I know not why it is, but somehow the heart, by long association with particular objects, forms as it were a friendship even with things inanimate, when they have been the silent witnesses of our hopes or our happiness; they form a link between us and past enjoyment, a sort of landmark for memory to guide us back to happy recollections; and to quit them, like every other sort of parting, has no small degree of pain. We are apt, too, to calculate all that may happen before we see them again, and the knowledge of the innumerable multitude of human miseries, from amongst which Fortune may choose, gives generally to such anticipations a gloomy hue. Looking back upon the towers of St. Germain, De Blenau felt as if he were parting from Pauline, and parting from her for a long and indefinite time; and his heart sickened in spite of all the gay dreams to which his liberation had at first given birth.

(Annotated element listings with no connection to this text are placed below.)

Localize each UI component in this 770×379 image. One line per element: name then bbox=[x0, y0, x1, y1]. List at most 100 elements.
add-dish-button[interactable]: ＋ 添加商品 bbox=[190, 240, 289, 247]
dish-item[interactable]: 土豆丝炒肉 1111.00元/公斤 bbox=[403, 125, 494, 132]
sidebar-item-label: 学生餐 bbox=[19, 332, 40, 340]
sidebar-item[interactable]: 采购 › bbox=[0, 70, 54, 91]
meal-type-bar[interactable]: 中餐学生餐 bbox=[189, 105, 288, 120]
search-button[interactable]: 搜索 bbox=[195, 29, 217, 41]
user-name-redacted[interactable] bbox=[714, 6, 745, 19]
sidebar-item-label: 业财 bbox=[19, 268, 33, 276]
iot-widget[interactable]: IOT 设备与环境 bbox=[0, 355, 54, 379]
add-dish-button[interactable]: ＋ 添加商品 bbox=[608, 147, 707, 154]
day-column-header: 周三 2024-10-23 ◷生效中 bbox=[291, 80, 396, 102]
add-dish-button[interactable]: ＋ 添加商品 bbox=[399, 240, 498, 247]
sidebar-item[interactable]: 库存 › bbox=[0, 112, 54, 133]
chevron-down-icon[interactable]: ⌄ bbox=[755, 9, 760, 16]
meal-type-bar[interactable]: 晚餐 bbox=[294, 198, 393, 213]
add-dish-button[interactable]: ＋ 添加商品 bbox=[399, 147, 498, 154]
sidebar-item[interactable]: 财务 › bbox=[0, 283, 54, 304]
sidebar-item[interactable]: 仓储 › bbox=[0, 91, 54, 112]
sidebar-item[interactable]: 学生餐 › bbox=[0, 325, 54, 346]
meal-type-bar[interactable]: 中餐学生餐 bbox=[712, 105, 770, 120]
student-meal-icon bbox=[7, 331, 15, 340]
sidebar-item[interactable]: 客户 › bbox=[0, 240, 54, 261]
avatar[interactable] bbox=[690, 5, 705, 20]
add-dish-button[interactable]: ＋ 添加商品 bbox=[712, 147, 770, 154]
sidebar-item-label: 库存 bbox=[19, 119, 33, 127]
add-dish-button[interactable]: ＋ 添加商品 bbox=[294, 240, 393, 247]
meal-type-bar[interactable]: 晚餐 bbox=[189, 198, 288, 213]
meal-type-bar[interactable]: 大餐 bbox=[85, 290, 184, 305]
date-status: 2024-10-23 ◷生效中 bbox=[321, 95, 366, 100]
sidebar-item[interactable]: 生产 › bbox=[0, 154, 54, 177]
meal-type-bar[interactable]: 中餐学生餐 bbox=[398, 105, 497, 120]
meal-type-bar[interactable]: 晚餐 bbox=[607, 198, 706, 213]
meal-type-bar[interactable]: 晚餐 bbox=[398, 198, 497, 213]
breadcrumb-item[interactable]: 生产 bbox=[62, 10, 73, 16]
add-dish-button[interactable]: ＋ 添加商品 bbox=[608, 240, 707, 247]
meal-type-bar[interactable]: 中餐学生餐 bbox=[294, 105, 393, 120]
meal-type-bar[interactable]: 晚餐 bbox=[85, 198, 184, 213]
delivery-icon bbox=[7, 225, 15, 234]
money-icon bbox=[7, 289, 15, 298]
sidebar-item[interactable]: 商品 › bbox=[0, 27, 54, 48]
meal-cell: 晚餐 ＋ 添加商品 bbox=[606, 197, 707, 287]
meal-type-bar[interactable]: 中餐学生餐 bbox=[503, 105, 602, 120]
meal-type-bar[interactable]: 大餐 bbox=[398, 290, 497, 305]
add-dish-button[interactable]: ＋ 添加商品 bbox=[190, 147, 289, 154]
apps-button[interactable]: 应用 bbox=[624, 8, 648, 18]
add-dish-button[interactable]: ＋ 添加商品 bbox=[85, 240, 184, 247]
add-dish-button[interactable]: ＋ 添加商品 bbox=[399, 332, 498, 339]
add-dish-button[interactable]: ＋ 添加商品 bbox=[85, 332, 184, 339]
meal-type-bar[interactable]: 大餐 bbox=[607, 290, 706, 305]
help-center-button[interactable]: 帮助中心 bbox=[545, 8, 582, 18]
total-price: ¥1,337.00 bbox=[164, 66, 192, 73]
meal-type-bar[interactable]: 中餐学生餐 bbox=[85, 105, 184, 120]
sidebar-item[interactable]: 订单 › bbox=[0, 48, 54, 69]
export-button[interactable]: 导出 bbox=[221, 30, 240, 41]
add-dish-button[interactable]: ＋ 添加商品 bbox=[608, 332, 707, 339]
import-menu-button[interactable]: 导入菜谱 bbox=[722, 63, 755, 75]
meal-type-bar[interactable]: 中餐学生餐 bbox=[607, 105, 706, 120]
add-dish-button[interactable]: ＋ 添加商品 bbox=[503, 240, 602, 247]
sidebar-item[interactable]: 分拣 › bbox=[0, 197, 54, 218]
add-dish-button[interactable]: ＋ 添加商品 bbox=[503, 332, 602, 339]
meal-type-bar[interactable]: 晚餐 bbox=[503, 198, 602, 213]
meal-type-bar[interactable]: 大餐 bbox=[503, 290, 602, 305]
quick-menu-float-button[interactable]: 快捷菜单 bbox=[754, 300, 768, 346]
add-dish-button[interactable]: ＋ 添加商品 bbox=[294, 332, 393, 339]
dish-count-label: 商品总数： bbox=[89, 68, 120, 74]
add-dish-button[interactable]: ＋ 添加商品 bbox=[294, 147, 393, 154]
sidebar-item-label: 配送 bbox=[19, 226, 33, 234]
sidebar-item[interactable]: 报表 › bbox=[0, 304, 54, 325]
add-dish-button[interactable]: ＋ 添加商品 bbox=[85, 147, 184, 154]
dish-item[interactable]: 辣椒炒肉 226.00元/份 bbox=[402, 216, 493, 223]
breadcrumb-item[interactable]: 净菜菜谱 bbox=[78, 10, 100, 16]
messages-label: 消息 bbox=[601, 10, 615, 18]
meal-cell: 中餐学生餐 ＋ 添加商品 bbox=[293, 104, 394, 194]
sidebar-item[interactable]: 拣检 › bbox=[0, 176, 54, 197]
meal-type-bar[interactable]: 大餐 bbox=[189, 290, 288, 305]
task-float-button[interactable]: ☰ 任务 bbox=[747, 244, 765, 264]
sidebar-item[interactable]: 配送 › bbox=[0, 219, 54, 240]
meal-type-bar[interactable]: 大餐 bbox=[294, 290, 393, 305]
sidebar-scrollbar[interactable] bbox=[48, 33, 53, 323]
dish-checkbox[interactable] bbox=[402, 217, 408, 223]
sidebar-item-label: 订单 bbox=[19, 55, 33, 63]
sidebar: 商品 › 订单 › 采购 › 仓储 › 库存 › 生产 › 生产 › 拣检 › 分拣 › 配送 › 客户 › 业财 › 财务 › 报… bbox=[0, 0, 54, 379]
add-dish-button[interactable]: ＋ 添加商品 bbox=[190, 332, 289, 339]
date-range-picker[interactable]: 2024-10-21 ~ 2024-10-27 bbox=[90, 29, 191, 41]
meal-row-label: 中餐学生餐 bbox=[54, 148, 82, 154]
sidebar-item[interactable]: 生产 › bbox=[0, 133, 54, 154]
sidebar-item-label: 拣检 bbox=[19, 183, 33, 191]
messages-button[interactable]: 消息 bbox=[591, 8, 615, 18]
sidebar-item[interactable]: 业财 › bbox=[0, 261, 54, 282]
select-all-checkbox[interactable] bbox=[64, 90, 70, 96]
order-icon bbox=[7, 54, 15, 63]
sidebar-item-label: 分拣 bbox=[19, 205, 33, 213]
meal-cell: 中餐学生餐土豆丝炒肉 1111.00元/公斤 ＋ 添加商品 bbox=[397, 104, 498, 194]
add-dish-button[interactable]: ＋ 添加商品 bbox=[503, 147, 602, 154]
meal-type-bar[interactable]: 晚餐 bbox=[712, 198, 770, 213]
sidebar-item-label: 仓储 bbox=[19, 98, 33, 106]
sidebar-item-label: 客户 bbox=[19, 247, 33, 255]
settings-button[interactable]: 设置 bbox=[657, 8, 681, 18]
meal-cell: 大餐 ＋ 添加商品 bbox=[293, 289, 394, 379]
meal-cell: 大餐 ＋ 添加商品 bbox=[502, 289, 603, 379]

Who is there that even when futurity is decked in the brightest colours which probability can lend to hope—when youth, and health, and ardent imagination combine to guarantee all the promises of life—who is there, that even then does not feel the painful influence of parting from any thing that is loved? Who is there in the world, the summer of whose bosom is so eternal, that at such moments, dark imaginings will not cloud the warmest sunshine of their heart, and cast a gloomy uncertain shadow on the most glowing scenes expectation can display? Just so De Blenau. Fancy presented to his mind a thousand forebodings of evil, as with many a lingering look he turned again and again towards the Palace; and even when at length he was joined by his train, who waited at the entrance of the forest, he was still absorbed in gloomy meditations. However, he felt it was in vain, and springing on his horse, he turned his face resolutely on his onward way.

Skirting along the wood, he soon reached Versailles, and thence proceeding with little intermission, he arrived in time to pass the night at Etampes, from which place he set out early the next morning for Orleans. Continuing to trace along the course of the Loire with quick stages, he soon arrived at Nevers, where he crossed the river, and shortly after entered the Bourbonnois.